To most retailers, it would mostly likely have been chalked up as damaged goods. But to Arc’teryx, it represented an opportunity to further evolve its already significant sustainability efforts. Those efforts have come to fruition this summer with the launch of Rock Solid (which also happens to be the brand’s original name), a buy-back and resale program that aims to extend the life of Arc’teryx product.
“The lowest impact product is the one you don’t have to make,” states Drummond Lawson, Director of Sustainability at Arc’teryx. Lawson and his team had been running assessment studies, so they knew that raw materials and manufacturing accounted for 65 percent of a jacket’s lifetime environmental impact. But they wanted to go further, to understand what happened after after purchase.
So they enlisted the help of a Ph.D. student, who conveniently was also a rock climber, to perform a “cradle to grave” lifecycle assessment. The conclusion was that initiatives like Arc’teryx’s repair service weren’t enough on their own; the brand needed to further extend the lifetime of its products in order to spread the impact over many years. The question became, “How do we use more of the jackets we already produced?” says Lawson.
“For brands looking to enter into the resale space, getting a program up and running can be costly and time-intensive,” explains Andy Ruben, CEO of Yerdle, a “re-commerce” service located just south of San Francisco. Yerdle launched Patagonia’s successful Worn Wear program, so it was an obvious partner to help Arc’teryx enter the resale business. When a pre-worn piece of clothing is returned via the Arc’teryx website or one of its retail locations, the owner receives a credit for new or used gear. The piece is then sent to Yerdle, which grades, washes (no more chicken tikka masala smell), and performs basic repairs.
If the item requires a more advanced repair, it heads to Vancouver, where the same Arc’teryx technicians who possibly built it the first time around bring it back up to speed. It’s then photographed and posted on Rock Solid, and its life begins anew. “Any future and any brand who is really leading in sustainability efforts needs to be expanding into models of buy-back, resale, and possibly rental,” says Ruben. “This is the leadership frontier in sustainability.”

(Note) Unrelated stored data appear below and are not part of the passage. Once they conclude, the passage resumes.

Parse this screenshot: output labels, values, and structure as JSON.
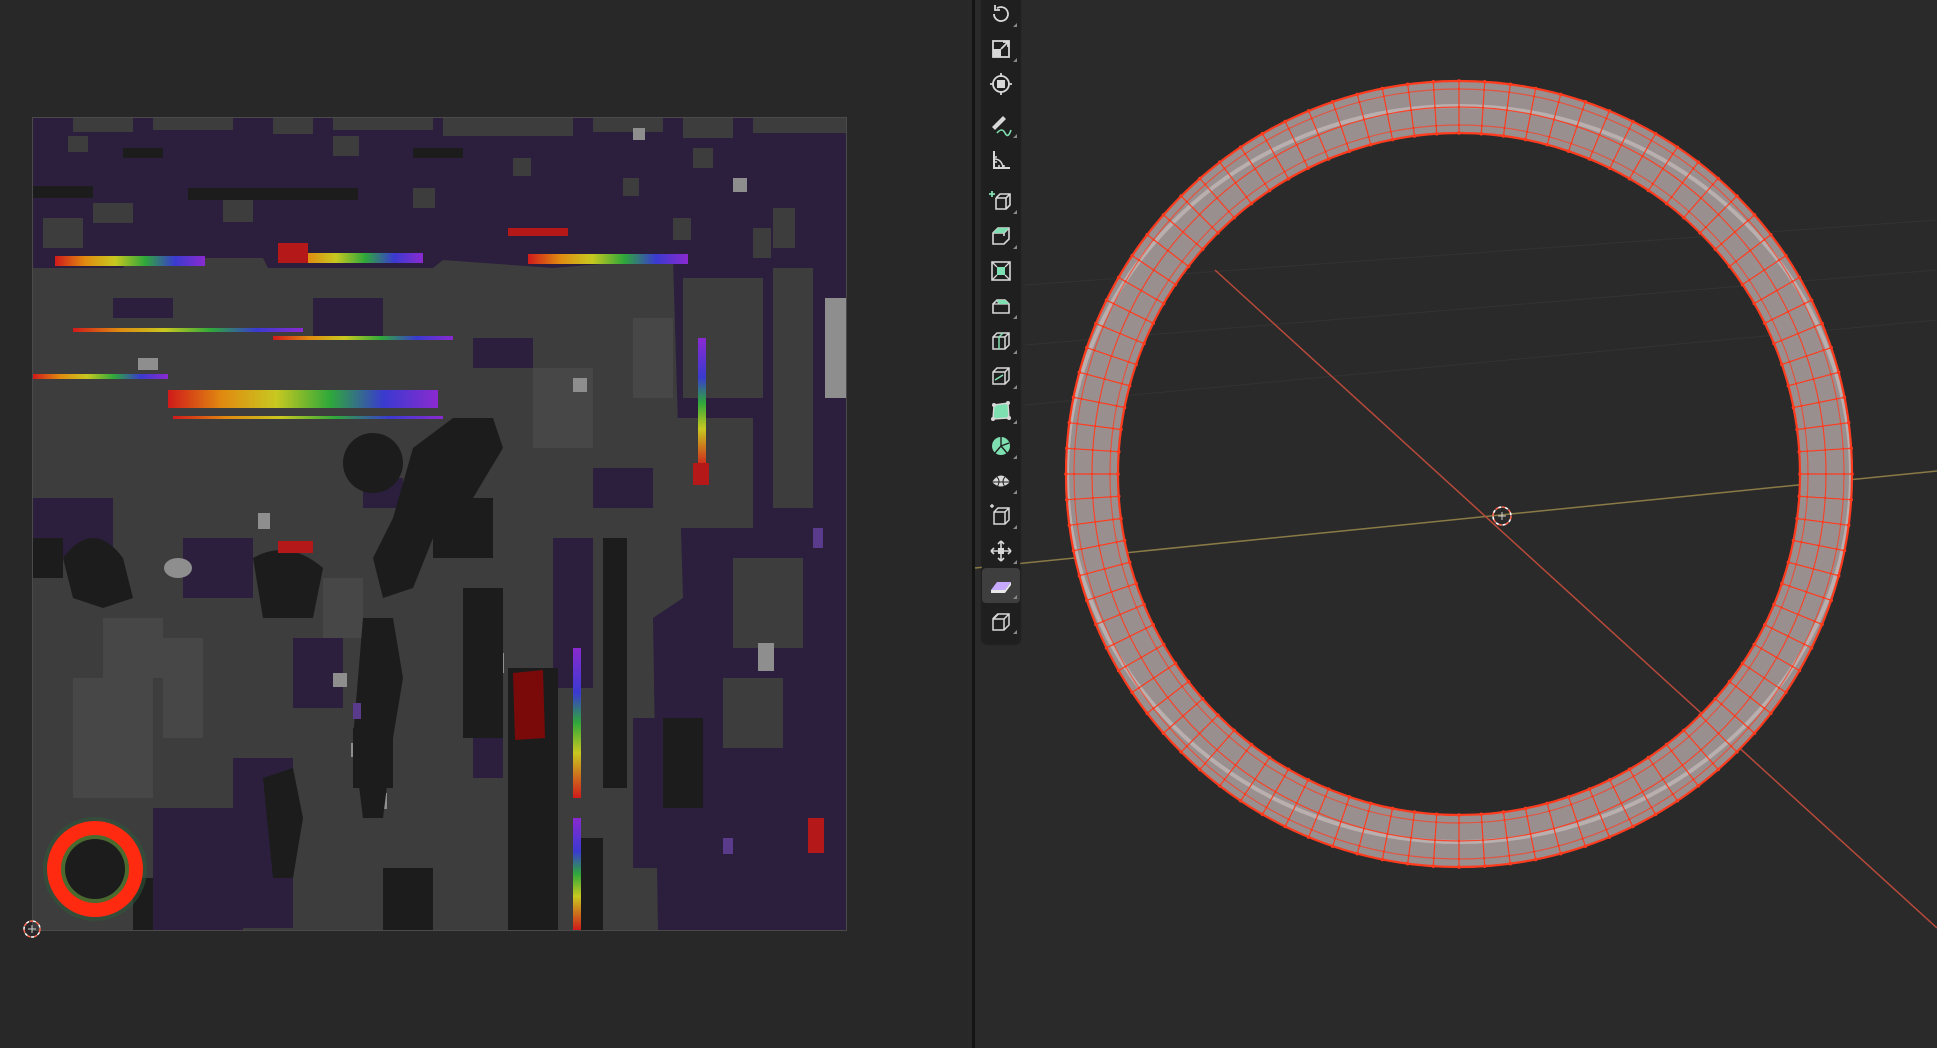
{
  "colors": {
    "editor_bg": "#282828",
    "uv_background": "#2b1f3d",
    "island_gray": "#3d3d3d",
    "island_dark": "#1c1c1c",
    "island_light": "#8e8e8e",
    "uv_seam_red": "#ff2a10",
    "mesh_red": "#ff3b1e",
    "axis_x": "#b84a3a",
    "axis_y": "#8a7b46",
    "toolbar_bg": "#1f1f1f",
    "tool_icon": "#d8d8d8",
    "tool_icon_green": "#7ee0b0",
    "tool_icon_purple": "#c7a9ff"
  },
  "uv_editor": {
    "cursor_icon": "2d-cursor-icon"
  },
  "viewport": {
    "origin_icon": "3d-cursor-icon",
    "tools": [
      {
        "name": "rotate-tool",
        "icon": "rotate-icon"
      },
      {
        "name": "scale-tool",
        "icon": "scale-icon"
      },
      {
        "name": "transform-tool",
        "icon": "transform-icon"
      },
      {
        "name": "annotate-tool",
        "icon": "annotate-icon"
      },
      {
        "name": "measure-tool",
        "icon": "measure-icon"
      },
      {
        "name": "add-cube-tool",
        "icon": "add-cube-icon"
      },
      {
        "name": "extrude-region-tool",
        "icon": "extrude-icon"
      },
      {
        "name": "inset-faces-tool",
        "icon": "inset-icon"
      },
      {
        "name": "bevel-tool",
        "icon": "bevel-icon"
      },
      {
        "name": "loop-cut-tool",
        "icon": "loop-cut-icon"
      },
      {
        "name": "knife-tool",
        "icon": "knife-icon"
      },
      {
        "name": "poly-build-tool",
        "icon": "poly-build-icon"
      },
      {
        "name": "spin-tool",
        "icon": "spin-icon"
      },
      {
        "name": "smooth-tool",
        "icon": "smooth-icon"
      },
      {
        "name": "edge-slide-tool",
        "icon": "edge-slide-icon"
      },
      {
        "name": "shrink-fatten-tool",
        "icon": "shrink-fatten-icon"
      },
      {
        "name": "shear-tool",
        "icon": "shear-icon"
      },
      {
        "name": "rip-region-tool",
        "icon": "rip-icon"
      }
    ]
  }
}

Sites like Grailed and Rent the Runway have already proven that consumers will engage in the circular economy, if the selection and quality is there. Arc’teryx is betting that vintage and rare, or “snowflake product,” will draw consumers to Rock Solid, along with those just looking not to pay retail for one of its rain shells. As for Lawson, he already knows his grail. “There is a eggplant colored, one piece zip-up Gore[-Tex] suit from 2003 that’s still in service. If one of those ever came in I’d work very hard to be the first person on the site to buy it.”
Lawson, who exudes an obvious excitement for his role, hopes that Arc’teryx can continue to balance sustainability with growth. He won’t rule out a rental business in the future, but says that for now he’s focusing on shifting consumer perceptions away from the notion that product quality and experience require newness. “I love the idea that [Rock Solid clothing] is midstream in its adventures, you are its new lease on life,” says Lawson. “I think there’s something really desirable and really human about that.”